I write separately for two reasons. First, I would hold, not merely assume for argument’s sake, that the Committee’s good faith inquiry into the extent of Baker’s Georgia practice was material to the issue of his good moral character even though, as it turned out, the extent of Baker’s Georgia practice was legally irrelevant to his admission to the District of Columbia bar under Rule 46(c)(3)(i). The Committee’s interpretation of the rule, based in part on constitutional concerns, was not frivolous or ill-intentioned. Under such circumstances, I believe we should not leave any room for doubt: an applicant’s lack of candor or evasiveness cannot be excused merely because a question by the Committee on Admissions, asked in good faith without objection, turns out to be legally irrelevant. The situation would be different, of course, if an applicant objected and refused to answer a question because of an expressly stated intent to test the legality of a particular admissions requirement.

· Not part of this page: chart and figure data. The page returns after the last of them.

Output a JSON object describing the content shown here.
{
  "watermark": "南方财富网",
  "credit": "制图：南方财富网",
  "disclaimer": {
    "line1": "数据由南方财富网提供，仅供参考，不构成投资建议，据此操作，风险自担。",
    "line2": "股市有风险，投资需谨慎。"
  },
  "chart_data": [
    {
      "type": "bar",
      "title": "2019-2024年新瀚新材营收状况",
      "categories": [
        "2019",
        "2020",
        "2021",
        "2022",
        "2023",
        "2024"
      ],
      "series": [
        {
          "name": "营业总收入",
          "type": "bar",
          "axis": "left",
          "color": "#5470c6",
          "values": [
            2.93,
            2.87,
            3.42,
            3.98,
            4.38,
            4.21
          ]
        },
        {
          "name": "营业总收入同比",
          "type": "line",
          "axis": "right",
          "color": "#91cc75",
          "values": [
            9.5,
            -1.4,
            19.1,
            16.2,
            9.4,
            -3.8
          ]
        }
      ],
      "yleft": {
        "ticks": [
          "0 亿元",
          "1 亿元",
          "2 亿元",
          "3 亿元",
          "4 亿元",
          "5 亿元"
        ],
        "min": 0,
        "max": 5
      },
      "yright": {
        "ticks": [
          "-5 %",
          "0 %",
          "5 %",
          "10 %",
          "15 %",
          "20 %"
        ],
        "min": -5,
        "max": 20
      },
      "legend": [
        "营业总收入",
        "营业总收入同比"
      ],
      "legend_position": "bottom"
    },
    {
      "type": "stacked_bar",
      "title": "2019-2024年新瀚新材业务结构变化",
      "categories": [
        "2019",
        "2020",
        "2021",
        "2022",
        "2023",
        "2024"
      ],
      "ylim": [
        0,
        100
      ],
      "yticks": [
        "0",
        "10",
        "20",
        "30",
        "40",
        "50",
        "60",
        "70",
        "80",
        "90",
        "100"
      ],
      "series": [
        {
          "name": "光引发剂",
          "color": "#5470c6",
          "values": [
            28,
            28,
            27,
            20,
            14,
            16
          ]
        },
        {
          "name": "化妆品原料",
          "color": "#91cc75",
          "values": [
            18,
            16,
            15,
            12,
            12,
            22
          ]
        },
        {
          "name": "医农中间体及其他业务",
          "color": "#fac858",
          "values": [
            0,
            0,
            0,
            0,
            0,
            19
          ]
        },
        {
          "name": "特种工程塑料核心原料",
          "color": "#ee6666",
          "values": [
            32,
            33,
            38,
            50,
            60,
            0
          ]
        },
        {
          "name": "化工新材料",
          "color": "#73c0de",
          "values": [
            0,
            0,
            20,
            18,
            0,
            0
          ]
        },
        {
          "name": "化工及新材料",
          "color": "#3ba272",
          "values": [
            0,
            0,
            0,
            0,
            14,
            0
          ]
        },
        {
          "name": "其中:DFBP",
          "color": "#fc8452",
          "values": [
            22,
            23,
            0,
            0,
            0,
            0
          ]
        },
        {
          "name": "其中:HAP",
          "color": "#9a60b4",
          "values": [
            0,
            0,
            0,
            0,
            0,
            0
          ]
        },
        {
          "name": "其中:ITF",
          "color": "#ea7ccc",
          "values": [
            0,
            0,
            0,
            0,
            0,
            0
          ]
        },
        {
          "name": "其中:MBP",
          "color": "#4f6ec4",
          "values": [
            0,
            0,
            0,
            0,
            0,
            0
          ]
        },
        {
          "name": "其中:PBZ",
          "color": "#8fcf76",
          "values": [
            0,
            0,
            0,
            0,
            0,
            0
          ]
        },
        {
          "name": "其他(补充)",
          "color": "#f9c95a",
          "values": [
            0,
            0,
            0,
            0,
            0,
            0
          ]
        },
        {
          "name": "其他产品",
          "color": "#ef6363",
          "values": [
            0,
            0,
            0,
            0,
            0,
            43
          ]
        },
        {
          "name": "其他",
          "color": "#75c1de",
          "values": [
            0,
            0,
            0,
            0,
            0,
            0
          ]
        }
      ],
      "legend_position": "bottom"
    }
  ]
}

Second, because we must accept Committee fact-finding supported by the record and must afford the Committee’s recommendation “some deference," In re Man-ville, 494 A.2d 1289, 1293 (D.C.1985), I am troubled about overriding the Committee’s conclusion that Baker lacked candor and was evasive to the point that he failed to carry his burden to prove good moral character. The Committee observed Baker in person on at least two occasions; our perception is limited to a written transcript. Furthermore, there was no dissenting vote in the Committee’s recommendation to deny Baker admission to our bar. Nonetheless, having read the transcript of Baker’s formal hearing several times, I am prepared to vote for his admission. His rambling, confusing responses do not suggest to me lapses of character as much as they reflect a sheer inability to communicate. I am satisfied that on this record we would be acting arbitrarily if we were to deny Baker admission — a decision that “remains for this court,” not the committee, “to make.” Id.